Houses also encourage and support lives of exuberant, participatory creativity, the dramatic and often contentious results of which are shared at “balls.” At these performance events, representatives of the houses compete against each other in categories inspired by fashion, popular culture and everyday life. A great deal of the performance is concerned with gender crossing and gender play. Systems of glamour, class and fame are also very important. “Legend” is the honorific bestowed on those members whose contributions as caregivers and creators stand out from the rest. Arbert was a legend because of his exquisite sense of style and the effectiveness with which he wielded his maternal authority.
In the year-and-a-half prior to his death, Arbert and I collaborated on the development of the Ballroom Archive and Oral History Project. The archive is a process of actively gathering, recording, organizing, and circulating histories of the community within the community. We spoke of it as a project for the rest of our lives and as an investment in the survival of the scene, which we measured, implicitly, in the notion that it would outlive us. This hope was not based on an abstract notion of the end of a community, for the Ballroom community has lost and continues to lose many of its members at very young ages. It is at the intersection of populations that have the highest HIV-infection rates in the United States, is the target of brutal and frequently murderous homophobia and transphobia, and is the target of the social violence that is the condition of the poor. Only in his early forties, Arbert was another of these deaths before his time. My wish was and remains to carry through with this project an imperative I encountered in 1990 scrawled on an abandoned pier on the Hudson River: “Live to be Legend.” The Ballroom scene continues to teach me what this statement means both about living beyond the conditions of one’s own mortality and wanting to live a life that is, in many respects, larger than life.
When Arbert and I embarked on this project, Edgar, a mutual friend, shared with me his sense that Arbert was aware of his failing health and that his investment in the project represented a desire to leave something important for the community. He wanted to make something that would continue to “mother” even after his death. The logic would be, I suppose, that if he took care of the community’s collective memories, memory itself would become a form of care. History will provide a sense of place, a home, a house, and be a source of inspiration. And something to wear to a ball! Our common investment in appropriating history as a site for the struggle to live, a biopolitics we might call it, remains very important to the work we are doing even now that Arbert is gone.
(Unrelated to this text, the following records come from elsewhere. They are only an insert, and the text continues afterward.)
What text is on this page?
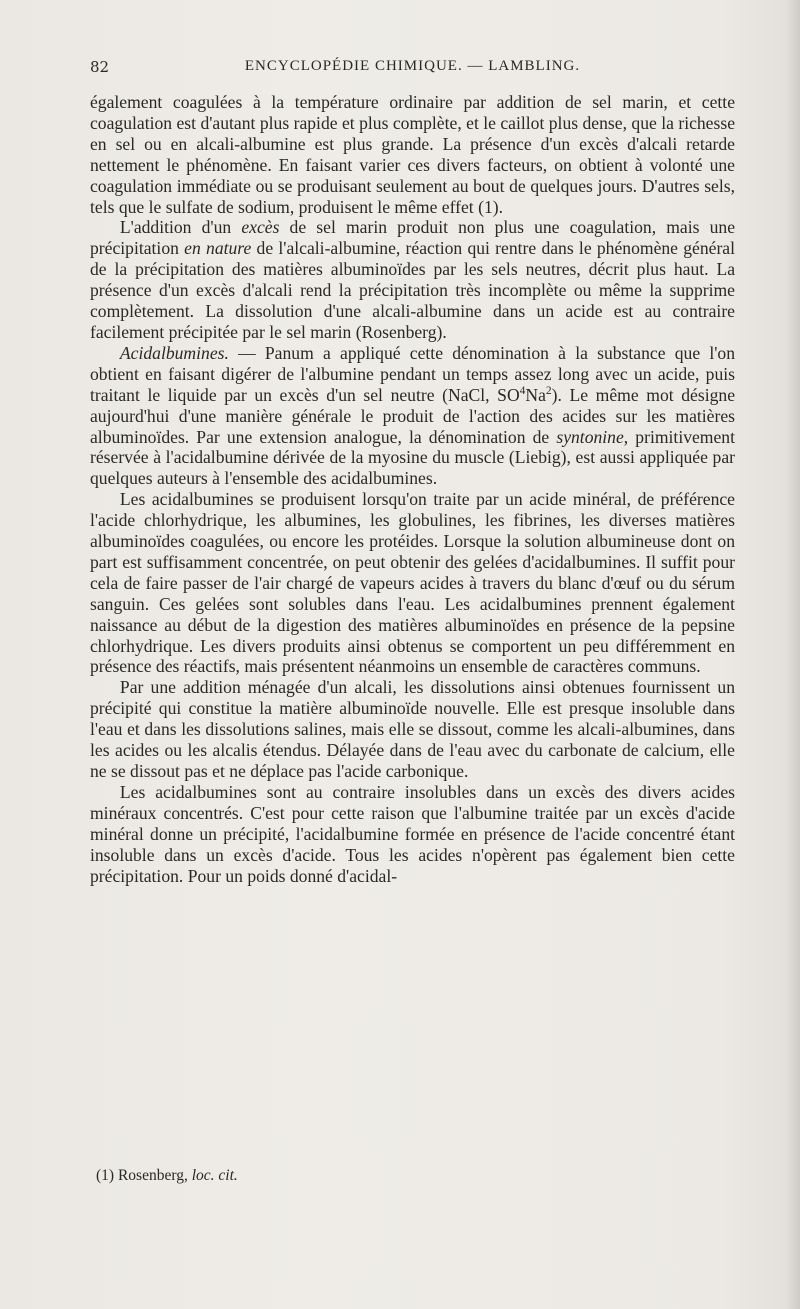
82	ENCYCLOPÉDIE CHIMIQUE. — LAMBLING.

également coagulées à la température ordinaire par addition de sel marin, et cette coagulation est d'autant plus rapide et plus complète, et le caillot plus dense, que la richesse en sel ou en alcali-albumine est plus grande. La présence d'un excès d'alcali retarde nettement le phénomène. En faisant varier ces divers facteurs, on obtient à volonté une coagulation immédiate ou se produisant seulement au bout de quelques jours. D'autres sels, tels que le sulfate de sodium, produisent le même effet (1).

L'addition d'un excès de sel marin produit non plus une coagulation, mais une précipitation en nature de l'alcali-albumine, réaction qui rentre dans le phénomène général de la précipitation des matières albuminoïdes par les sels neutres, décrit plus haut. La présence d'un excès d'alcali rend la précipitation très incomplète ou même la supprime complètement. La dissolution d'une alcali-albumine dans un acide est au contraire facilement précipitée par le sel marin (Rosenberg).

Acidalbumines. — Panum a appliqué cette dénomination à la substance que l'on obtient en faisant digérer de l'albumine pendant un temps assez long avec un acide, puis traitant le liquide par un excès d'un sel neutre (NaCl, $SO^4Na^2$). Le même mot désigne aujourd'hui d'une manière générale le produit de l'action des acides sur les matières albuminoïdes. Par une extension analogue, la dénomination de syntonine, primitivement réservée à l'acidalbumine dérivée de la myosine du muscle (Liebig), est aussi appliquée par quelques auteurs à l'ensemble des acidalbumines.

Les acidalbumines se produisent lorsqu'on traite par un acide minéral, de préférence l'acide chlorhydrique, les albumines, les globulines, les fibrines, les diverses matières albuminoïdes coagulées, ou encore les protéides. Lorsque la solution albumineuse dont on part est suffisamment concentrée, on peut obtenir des gelées d'acidalbumines. Il suffit pour cela de faire passer de l'air chargé de vapeurs acides à travers du blanc d'œuf ou du sérum sanguin. Ces gelées sont solubles dans l'eau. Les acidalbumines prennent également naissance au début de la digestion des matières albuminoïdes en présence de la pepsine chlorhydrique. Les divers produits ainsi obtenus se comportent un peu différemment en présence des réactifs, mais présentent néanmoins un ensemble de caractères communs.

Par une addition ménagée d'un alcali, les dissolutions ainsi obtenues fournissent un précipité qui constitue la matière albuminoïde nouvelle. Elle est presque insoluble dans l'eau et dans les dissolutions salines, mais elle se dissout, comme les alcali-albumines, dans les acides ou les alcalis étendus. Délayée dans de l'eau avec du carbonate de calcium, elle ne se dissout pas et ne déplace pas l'acide carbonique.

Les acidalbumines sont au contraire insolubles dans un excès des divers acides minéraux concentrés. C'est pour cette raison que l'albumine traitée par un excès d'acide minéral donne un précipité, l'acidalbumine formée en présence de l'acide concentré étant insoluble dans un excès d'acide. Tous les acides n'opèrent pas également bien cette précipitation. Pour un poids donné d'acidal-

(1) Rosenberg, loc. cit.
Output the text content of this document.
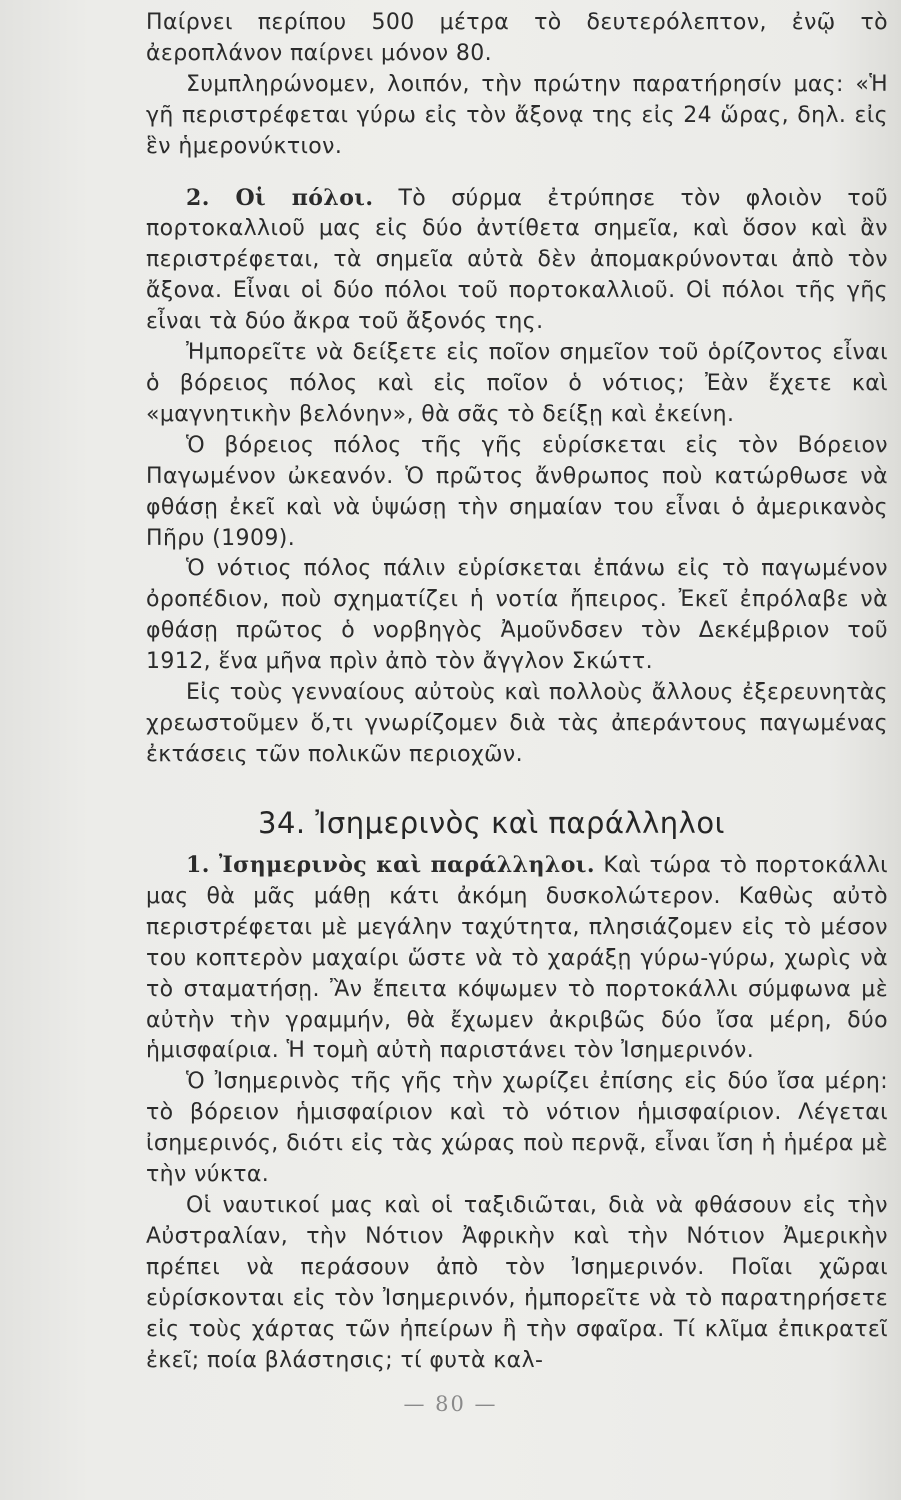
Παίρνει περίπου 500 μέτρα τὸ δευτερόλεπτον, ἐνῷ τὸ ἀεροπλάνον παίρνει μόνον 80.

Συμπληρώνομεν, λοιπόν, τὴν πρώτην παρατήρησίν μας: «Ἡ γῆ περιστρέφεται γύρω εἰς τὸν ἄξονᾳ της εἰς 24 ὥρας, δηλ. εἰς ἓν ἡμερονύκτιον.

2. Οἱ πόλοι. Τὸ σύρμα ἐτρύπησε τὸν φλοιὸν τοῦ πορτοκαλλιοῦ μας εἰς δύο ἀντίθετα σημεῖα, καὶ ὅσον καὶ ἂν περιστρέφεται, τὰ σημεῖα αὐτὰ δὲν ἀπομακρύνονται ἀπὸ τὸν ἄξονα. Εἶναι οἱ δύο πόλοι τοῦ πορτοκαλλιοῦ. Οἱ πόλοι τῆς γῆς εἶναι τὰ δύο ἄκρα τοῦ ἄξονός της.

Ἠμπορεῖτε νὰ δείξετε εἰς ποῖον σημεῖον τοῦ ὁρίζοντος εἶναι ὁ βόρειος πόλος καὶ εἰς ποῖον ὁ νότιος; Ἐὰν ἔχετε καὶ «μαγνητικὴν βελόνην», θὰ σᾶς τὸ δείξῃ καὶ ἐκείνη.

Ὁ βόρειος πόλος τῆς γῆς εὑρίσκεται εἰς τὸν Βόρειον Παγωμένον ὠκεανόν. Ὁ πρῶτος ἄνθρωπος ποὺ κατώρθωσε νὰ φθάσῃ ἐκεῖ καὶ νὰ ὑψώσῃ τὴν σημαίαν του εἶναι ὁ ἀμερικανὸς Πῆρυ (1909).

Ὁ νότιος πόλος πάλιν εὑρίσκεται ἐπάνω εἰς τὸ παγωμένον ὀροπέδιον, ποὺ σχηματίζει ἡ νοτία ἤπειρος. Ἐκεῖ ἐπρόλαβε νὰ φθάσῃ πρῶτος ὁ νορβηγὸς Ἀμοῦνδσεν τὸν Δεκέμβριον τοῦ 1912, ἕνα μῆνα πρὶν ἀπὸ τὸν ἄγγλον Σκώττ.

Εἰς τοὺς γενναίους αὐτοὺς καὶ πολλοὺς ἄλλους ἐξερευνητὰς χρεωστοῦμεν ὅ,τι γνωρίζομεν διὰ τὰς ἀπεράντους παγωμένας ἐκτάσεις τῶν πολικῶν περιοχῶν.

34. Ἰσημερινὸς καὶ παράλληλοι

1. Ἰσημερινὸς καὶ παράλληλοι. Καὶ τώρα τὸ πορτοκάλλι μας θὰ μᾶς μάθῃ κάτι ἀκόμη δυσκολώτερον. Καθὼς αὐτὸ περιστρέφεται μὲ μεγάλην ταχύτητα, πλησιάζομεν εἰς τὸ μέσον του κοπτερὸν μαχαίρι ὥστε νὰ τὸ χαράξῃ γύρω-γύρω, χωρὶς νὰ τὸ σταματήσῃ. Ἂν ἔπειτα κόψωμεν τὸ πορτοκάλλι σύμφωνα μὲ αὐτὴν τὴν γραμμήν, θὰ ἔχωμεν ἀκριβῶς δύο ἴσα μέρη, δύο ἡμισφαίρια. Ἡ τομὴ αὐτὴ παριστάνει τὸν Ἰσημερινόν.

Ὁ Ἰσημερινὸς τῆς γῆς τὴν χωρίζει ἐπίσης εἰς δύο ἴσα μέρη: τὸ βόρειον ἡμισφαίριον καὶ τὸ νότιον ἡμισφαίριον. Λέγεται ἰσημερινός, διότι εἰς τὰς χώρας ποὺ περνᾷ, εἶναι ἴση ἡ ἡμέρα μὲ τὴν νύκτα.

Οἱ ναυτικοί μας καὶ οἱ ταξιδιῶται, διὰ νὰ φθάσουν εἰς τὴν Αὐστραλίαν, τὴν Νότιον Ἀφρικὴν καὶ τὴν Νότιον Ἀμερικὴν πρέπει νὰ περάσουν ἀπὸ τὸν Ἰσημερινόν. Ποῖαι χῶραι εὑρίσκονται εἰς τὸν Ἰσημερινόν, ἠμπορεῖτε νὰ τὸ παρατηρήσετε εἰς τοὺς χάρτας τῶν ἠπείρων ἢ τὴν σφαῖρα. Τί κλῖμα ἐπικρατεῖ ἐκεῖ; ποία βλάστησις; τί φυτὰ καλ-

— 80 —
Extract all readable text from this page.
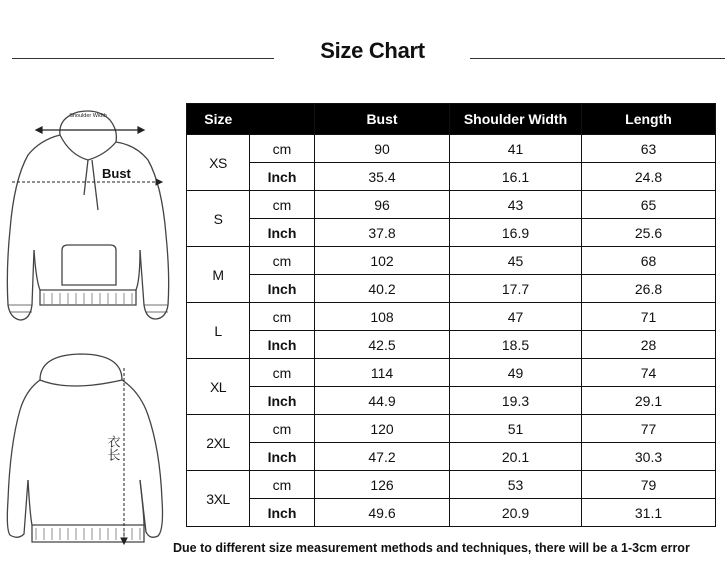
Size Chart
Shoulder Width
Bust
衣长
Size		Bust	Shoulder Width	Length
XS	cm	90	41	63
	Inch	35.4	16.1	24.8
S	cm	96	43	65
	Inch	37.8	16.9	25.6
M	cm	102	45	68
	Inch	40.2	17.7	26.8
L	cm	108	47	71
	Inch	42.5	18.5	28
XL	cm	114	49	74
	Inch	44.9	19.3	29.1
2XL	cm	120	51	77
	Inch	47.2	20.1	30.3
3XL	cm	126	53	79
	Inch	49.6	20.9	31.1
Due to different size measurement methods and techniques, there will be a 1-3cm error
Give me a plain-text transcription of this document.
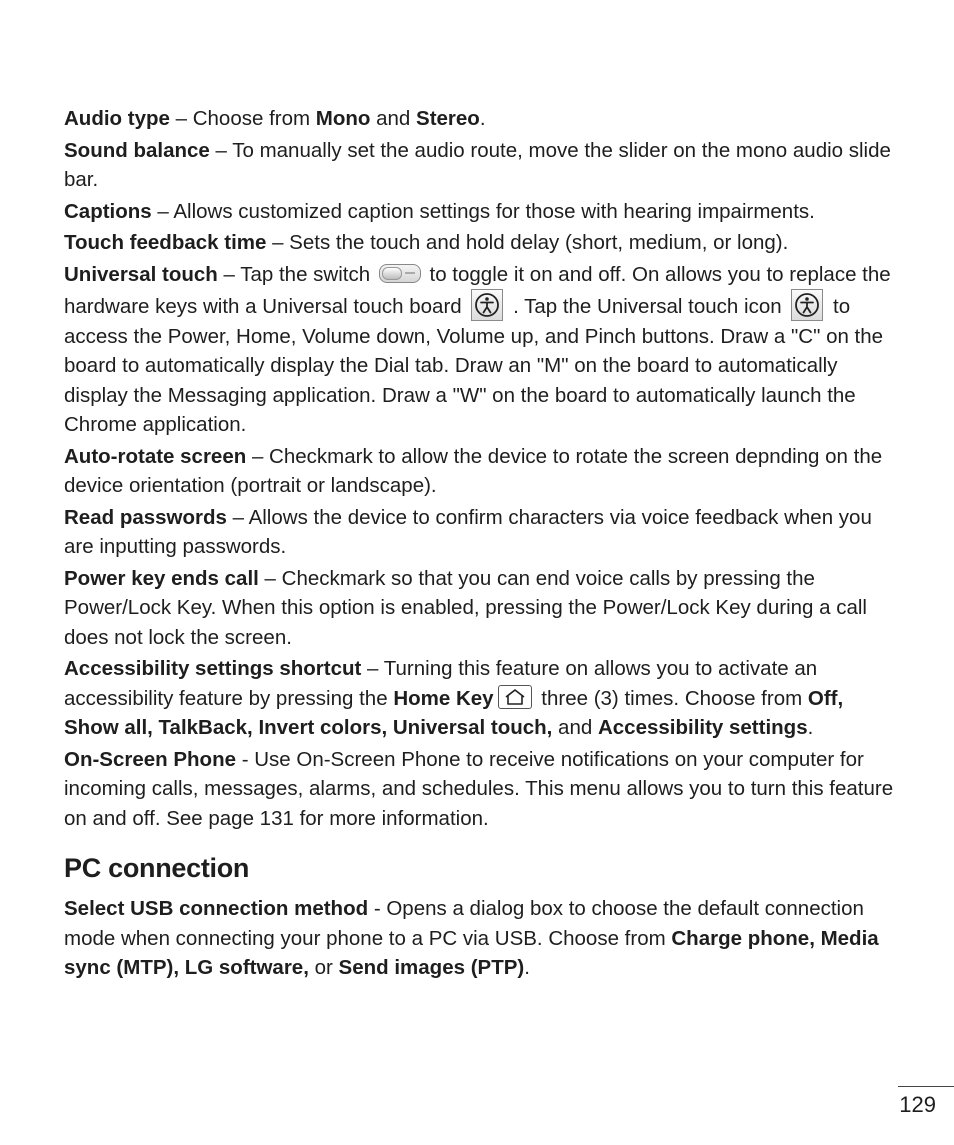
Audio type – Choose from Mono and Stereo.

Sound balance – To manually set the audio route, move the slider on the mono audio slide bar.

Captions – Allows customized caption settings for those with hearing impairments.

Touch feedback time – Sets the touch and hold delay (short, medium, or long).

Universal touch – Tap the switch  to toggle it on and off. On allows you to replace the hardware keys with a Universal touch board
. Tap the Universal touch icon
to access the Power, Home, Volume down, Volume up, and Pinch buttons. Draw a "C" on the board to automatically display the Dial tab. Draw an "M" on the board to automatically display the Messaging application. Draw a "W" on the board to automatically launch the Chrome application.

Auto-rotate screen – Checkmark to allow the device to rotate the screen depnding on the device orientation (portrait or landscape).

Read passwords – Allows the device to confirm characters via voice feedback when you are inputting passwords.

Power key ends call – Checkmark so that you can end voice calls by pressing the Power/Lock Key. When this option is enabled, pressing the Power/Lock Key during a call does not lock the screen.

Accessibility settings shortcut – Turning this feature on allows you to activate an accessibility feature by pressing the Home Key
three (3) times. Choose from Off, Show all, TalkBack, Invert colors, Universal touch, and Accessibility settings.

On-Screen Phone - Use On-Screen Phone to receive notifications on your computer for incoming calls, messages, alarms, and schedules. This menu allows you to turn this feature on and off. See page 131 for more information.

PC connection

Select USB connection method - Opens a dialog box to choose the default connection mode when connecting your phone to a PC via USB. Choose from Charge phone, Media sync (MTP), LG software, or Send images (PTP).

129
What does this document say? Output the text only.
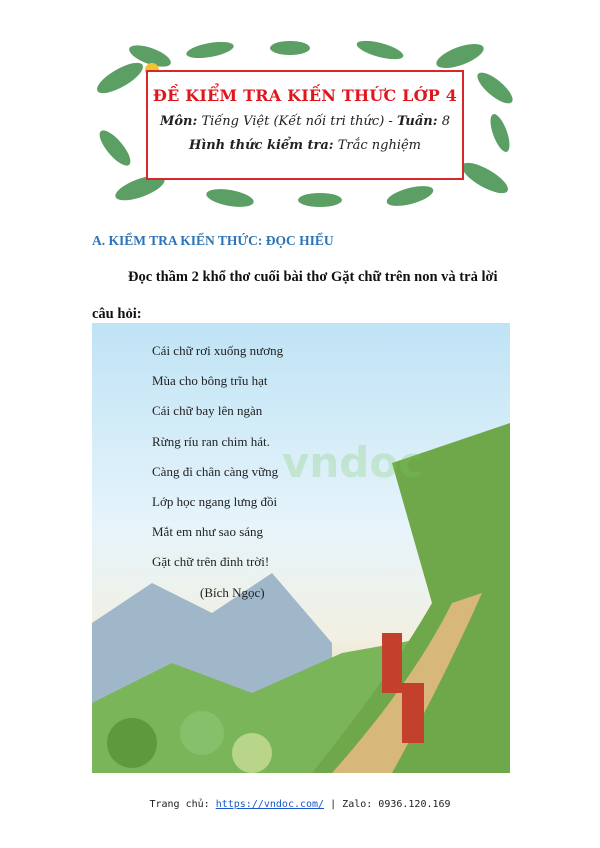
ĐỀ KIỂM TRA KIẾN THỨC LỚP 4
Môn: Tiếng Việt (Kết nối tri thức) - Tuần: 8
Hình thức kiểm tra: Trắc nghiệm
A. KIỂM TRA KIẾN THỨC: ĐỌC HIỂU
Đọc thầm 2 khổ thơ cuối bài thơ Gặt chữ trên non và trả lời câu hỏi:
vndoc
Cái chữ rơi xuống nương
Mùa cho bông trĩu hạt
Cái chữ bay lên ngàn
Rừng ríu ran chim hát.
Càng đi chân càng vững
Lớp học ngang lưng đồi
Mắt em như sao sáng
Gặt chữ trên đỉnh trời!
(Bích Ngọc)
Trang chủ: https://vndoc.com/ | Zalo: 0936.120.169
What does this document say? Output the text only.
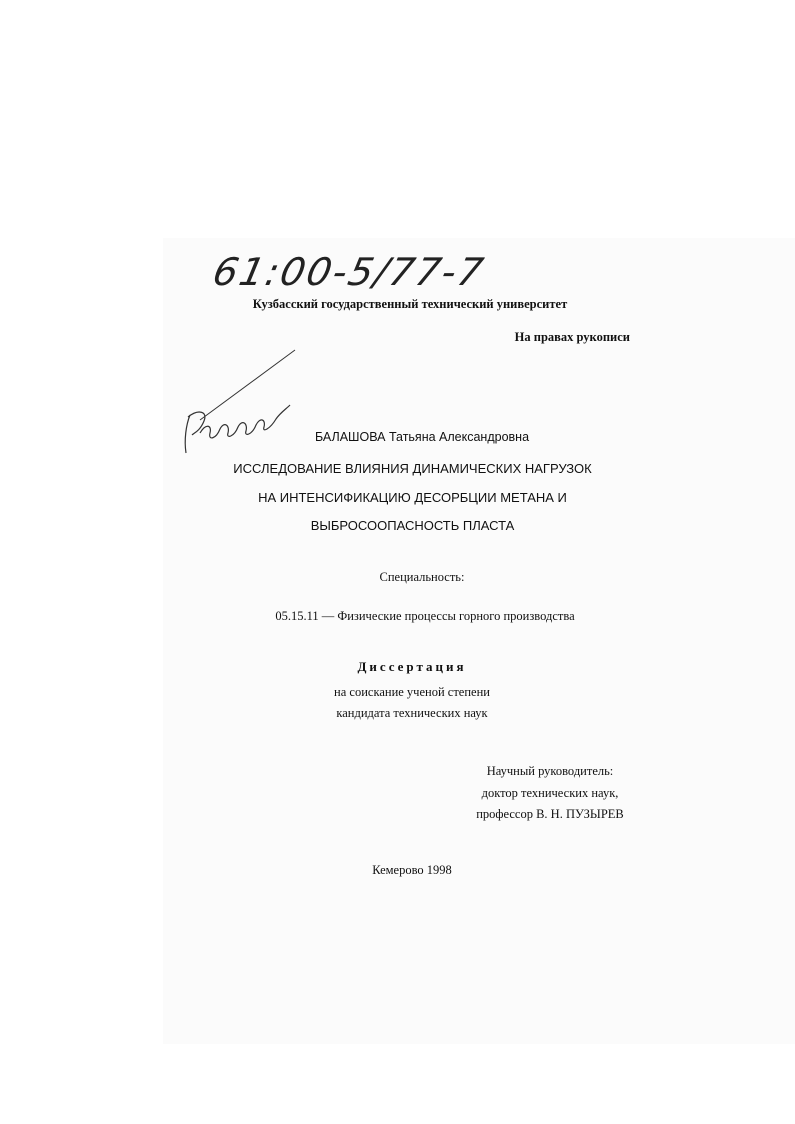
61:00-5/77-7
Кузбасский государственный технический университет
На правах рукописи
БАЛАШОВА Татьяна Александровна
ИССЛЕДОВАНИЕ ВЛИЯНИЯ ДИНАМИЧЕСКИХ НАГРУЗОК
НА ИНТЕНСИФИКАЦИЮ ДЕСОРБЦИИ МЕТАНА И
ВЫБРОСООПАСНОСТЬ ПЛАСТА
Специальность:
05.15.11 — Физические процессы горного производства
Диссертация
на соискание ученой степени
кандидата технических наук
Научный руководитель:
доктор технических наук,
профессор В. Н. ПУЗЫРЕВ
Кемерово 1998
While Arbert never linked his health struggles with his work on the archive in our conversations, he spoke often to me of how the death of his mother a year earlier made him aware, more aware than ever before, of the painful consequences of loss. He grieved his mother passionately. He could be comforted but was ultimately inconsolable in the sense that grief is lonely work. This loss threw into relief his mourning for the Ballroom “children” he had lost over the years. In one of the public presentations of the archive and oral history project—a discussion between members of the Ballroom scene and feminist and queer studies scholars—he referred to the “unnaturalness” of a parent losing a child. The performance of this observation captured much of what is at stake in the House|Ballroom community. After talking about losing a child, he reflected on what he had said and on the fact that it was he who was saying it. He intended no irony in his description of himself as an effeminate gay man and a mother who has lost her children, a number of whom were actually older than him. This is not a drag performance. Like so much else in the Ballroom scene, what is at stake in this mothering is the power defined by the relationship between what “is” and what is “as if.”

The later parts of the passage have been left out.